In all likelihood this statistic has not changed. In fact, it may even be higher. As Sir John Egan's strategic forum is implying, the CDM Regulations do not appear to have achieved anything apart from providing some lucrative work for those who have taken on the role of "planning supervisor" (the planning supervisor's role is to oversee the planning and design processes to ensure that health and safety risks are minimised).

Why has CDM failed? It was introduced to promote a holistic approach to health and safety. Instead, it reinforces or reflects contractual demarcation. Take the health and safety plan, for example. This is begun by the planning supervisor in consultation with the client and its designers. Its primary purpose is to identify the risks to health and safety likely to be encountered during construction work. The health and safety plan is then handed over to the principal contractor to develop by incorporating information on the management and prevention of health and safety risks on site.

The plan is further diluted by bad practice. For example, subcontractors are often asked to prepare their own health and safety plans without having seen the supervisor's plan. If we are to have a holistic approach, responsibility for the health and safety plan should lie with one party from early pre-planning through to construction on the site and even on to maintenance.

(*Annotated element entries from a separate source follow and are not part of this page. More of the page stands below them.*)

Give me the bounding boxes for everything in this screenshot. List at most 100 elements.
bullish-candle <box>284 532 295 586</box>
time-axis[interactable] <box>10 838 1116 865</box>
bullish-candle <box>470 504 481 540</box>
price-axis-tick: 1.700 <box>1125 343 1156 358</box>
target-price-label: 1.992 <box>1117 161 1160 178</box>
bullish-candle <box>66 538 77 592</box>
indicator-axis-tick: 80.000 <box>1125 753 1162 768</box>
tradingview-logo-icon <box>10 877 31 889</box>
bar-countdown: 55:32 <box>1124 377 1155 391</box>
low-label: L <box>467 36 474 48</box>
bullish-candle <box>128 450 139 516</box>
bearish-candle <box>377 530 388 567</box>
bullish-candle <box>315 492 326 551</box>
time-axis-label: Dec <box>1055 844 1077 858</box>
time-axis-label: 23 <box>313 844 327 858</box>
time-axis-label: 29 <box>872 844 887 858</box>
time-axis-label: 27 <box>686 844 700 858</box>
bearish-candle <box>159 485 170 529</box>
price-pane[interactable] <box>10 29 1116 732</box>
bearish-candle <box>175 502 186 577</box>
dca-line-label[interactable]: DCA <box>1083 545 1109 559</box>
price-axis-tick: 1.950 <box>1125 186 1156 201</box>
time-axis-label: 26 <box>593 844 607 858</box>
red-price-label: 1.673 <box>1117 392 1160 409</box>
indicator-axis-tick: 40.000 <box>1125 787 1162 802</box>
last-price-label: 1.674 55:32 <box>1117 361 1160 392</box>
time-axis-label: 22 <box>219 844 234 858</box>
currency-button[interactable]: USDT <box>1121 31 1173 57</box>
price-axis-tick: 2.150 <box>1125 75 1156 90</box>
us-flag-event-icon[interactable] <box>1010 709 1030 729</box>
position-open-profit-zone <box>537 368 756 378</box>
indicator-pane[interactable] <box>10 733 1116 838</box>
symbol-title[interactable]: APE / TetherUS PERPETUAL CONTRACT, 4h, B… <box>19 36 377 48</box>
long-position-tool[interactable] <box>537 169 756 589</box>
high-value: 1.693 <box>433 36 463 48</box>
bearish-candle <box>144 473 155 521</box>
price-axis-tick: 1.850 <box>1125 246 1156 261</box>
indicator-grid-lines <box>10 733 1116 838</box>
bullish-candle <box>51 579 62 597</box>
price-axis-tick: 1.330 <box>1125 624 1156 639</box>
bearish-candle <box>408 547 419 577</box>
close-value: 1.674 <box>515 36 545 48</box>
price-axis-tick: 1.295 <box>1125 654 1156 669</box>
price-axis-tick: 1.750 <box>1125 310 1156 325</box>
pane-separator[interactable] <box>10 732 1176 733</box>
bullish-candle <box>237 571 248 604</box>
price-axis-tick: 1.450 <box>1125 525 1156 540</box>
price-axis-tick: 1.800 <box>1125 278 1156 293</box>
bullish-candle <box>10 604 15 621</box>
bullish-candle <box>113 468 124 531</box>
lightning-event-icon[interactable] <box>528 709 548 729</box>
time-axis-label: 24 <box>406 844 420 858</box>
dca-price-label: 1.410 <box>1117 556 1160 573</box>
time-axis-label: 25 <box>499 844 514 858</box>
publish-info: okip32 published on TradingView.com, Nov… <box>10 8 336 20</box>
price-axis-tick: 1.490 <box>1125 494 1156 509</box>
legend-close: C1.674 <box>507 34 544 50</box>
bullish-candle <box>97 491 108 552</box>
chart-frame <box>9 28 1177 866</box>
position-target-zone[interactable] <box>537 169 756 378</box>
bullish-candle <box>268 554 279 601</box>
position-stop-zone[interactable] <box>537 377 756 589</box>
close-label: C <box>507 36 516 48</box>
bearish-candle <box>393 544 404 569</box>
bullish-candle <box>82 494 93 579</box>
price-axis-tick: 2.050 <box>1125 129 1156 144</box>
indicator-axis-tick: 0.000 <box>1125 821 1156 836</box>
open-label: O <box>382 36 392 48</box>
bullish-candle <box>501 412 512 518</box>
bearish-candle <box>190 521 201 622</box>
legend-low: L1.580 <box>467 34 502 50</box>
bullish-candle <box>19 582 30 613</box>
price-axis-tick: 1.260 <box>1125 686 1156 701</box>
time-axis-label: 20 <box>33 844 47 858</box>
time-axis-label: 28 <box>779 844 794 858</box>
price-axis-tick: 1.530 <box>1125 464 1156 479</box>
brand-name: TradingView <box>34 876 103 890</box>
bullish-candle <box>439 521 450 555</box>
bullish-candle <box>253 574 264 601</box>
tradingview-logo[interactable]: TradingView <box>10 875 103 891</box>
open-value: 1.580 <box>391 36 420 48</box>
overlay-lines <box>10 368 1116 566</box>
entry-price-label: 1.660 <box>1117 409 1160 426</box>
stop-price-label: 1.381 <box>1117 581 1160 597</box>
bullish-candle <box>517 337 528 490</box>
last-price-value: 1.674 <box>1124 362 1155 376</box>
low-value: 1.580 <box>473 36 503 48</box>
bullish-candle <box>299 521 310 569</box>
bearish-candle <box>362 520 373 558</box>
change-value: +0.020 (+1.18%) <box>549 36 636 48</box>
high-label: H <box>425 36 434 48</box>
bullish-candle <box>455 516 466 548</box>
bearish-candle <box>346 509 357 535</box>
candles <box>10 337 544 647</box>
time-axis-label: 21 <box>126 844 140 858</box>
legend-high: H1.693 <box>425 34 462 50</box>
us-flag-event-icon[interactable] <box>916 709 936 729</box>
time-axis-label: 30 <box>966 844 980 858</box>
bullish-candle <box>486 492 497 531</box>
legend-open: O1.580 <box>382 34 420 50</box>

Responsibility for the health and safety plan should lie with one party from planning through to construction

One of the planning supervisor's most important duties is to take reasonable steps to ensure co-operation between designers. Now, this must mean that there has to be a dialogue between all designers (whether consultants, contractors or manufacturers) working together as a team. In other words, early supply-chain integration is required – yet it rarely happens. In fact, traditional procurement, contractual and insurance arrangements create barriers to this. Subcontractors are often forbidden to talk to consultants. Key specialists are not often appointed in good time to be able to have a dialogue with consultants during pre-planning and design stages. Manufacturers are ignored. Additionally, insurers take a dim view of the insured offering advice that may not be strictly in accordance with their contractual duties. The consequence is that planning supervisors are given an impossible job.

The regulations require that those appointing designers and contractors should be reasonably satisfied that they are competent to discharge their health and safety responsibilities. What does "competent" mean? The regulations do not contain any reference point that allows for effective enforcement – a fundamental weakness. CDM should require that all designers and contractors are qualified under independently accredited qualification schemes or are qualified under the national scheme run by Constructionline (assuming that the latter achieves better credibility than it does now).

The Health and Safety Executive should rewrite these regulations. Essentially, this means insisting on having a qualified integrated team (including consultants, contractors, manufacturers and facilities managers) in place at the outset to develop the design and do the necessary pre-planning.